I can’t imagine how they’re going to make it up to their kids, or even if they can, but I love that Sophie stood up for her friends and put the Songs in their place. Sure it probably wasn’t her place to snap at them but she did it from a place of love. And it wasn’t like Tam and Linh were going to actually say any of that stuff to their parents. Someone had to.
Finally, Dex and his techy powers shined in this book. Not only did he manage to find a way to bypass needing Keefe’s blood to hail his mother, he was also the one that figured out the code that the Neverseen were using in order to trick the registry. While the key to the Lodestar navigational devices was simple, it took a smart person to figure it out. I was really proud of myself for figuring this out before the kids did (almost right after the symbol was shown to us and and we were given the list of registry codes) until I remembered that these books aren’t aimed towards readers that are 24 years old…. So now I’m just moderately proud of myself for figuring things out.

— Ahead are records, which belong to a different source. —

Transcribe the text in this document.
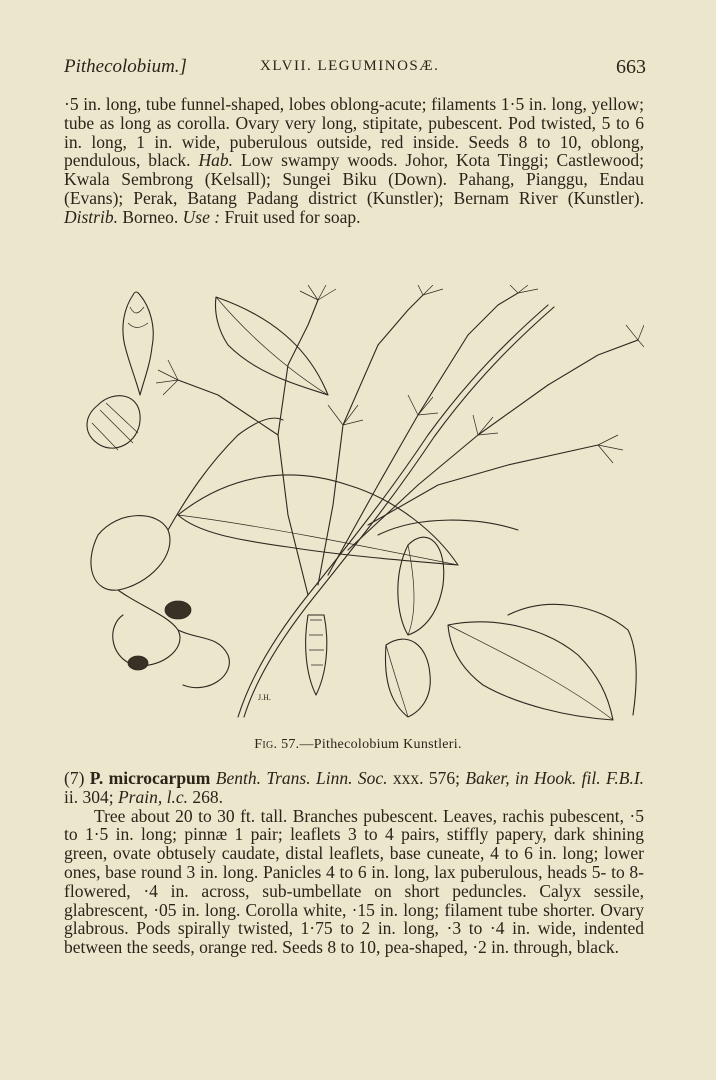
Pithecolobium.]	XLVII. LEGUMINOSÆ.	663
·5 in. long, tube funnel-shaped, lobes oblong-acute; filaments 1·5 in. long, yellow; tube as long as corolla. Ovary very long, stipitate, pubescent. Pod twisted, 5 to 6 in. long, 1 in. wide, puberulous outside, red inside. Seeds 8 to 10, oblong, pendulous, black. Hab. Low swampy woods. Johor, Kota Tinggi; Castlewood; Kwala Sembrong (Kelsall); Sungei Biku (Down). Pahang, Pianggu, Endau (Evans); Perak, Batang Padang district (Kunstler); Bernam River (Kunstler). Distrib. Borneo. Use : Fruit used for soap.
J.H.
Fig. 57.—Pithecolobium Kunstleri.
(7) P. microcarpum Benth. Trans. Linn. Soc. xxx. 576; Baker, in Hook. fil. F.B.I. ii. 304; Prain, l.c. 268.
Tree about 20 to 30 ft. tall. Branches pubescent. Leaves, rachis pubescent, ·5 to 1·5 in. long; pinnæ 1 pair; leaflets 3 to 4 pairs, stiffly papery, dark shining green, ovate obtusely caudate, distal leaflets, base cuneate, 4 to 6 in. long; lower ones, base round 3 in. long. Panicles 4 to 6 in. long, lax puberulous, heads 5- to 8-flowered, ·4 in. across, sub-umbellate on short peduncles. Calyx sessile, glabrescent, ·05 in. long. Corolla white, ·15 in. long; filament tube shorter. Ovary glabrous. Pods spirally twisted, 1·75 to 2 in. long, ·3 to ·4 in. wide, indented between the seeds, orange red. Seeds 8 to 10, pea-shaped, ·2 in. through, black.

This might just be my longest review to date, and I didn’t even say everything that I wanted to about this book. However, there’s no way that I can deal with everything in this book just by rambling on by myself. If you have any thoughts on something I either talked about or left out, I’d love to hear about it. Heck, I’ve love to hear about your experience reading this series – if you’d like to share, of course.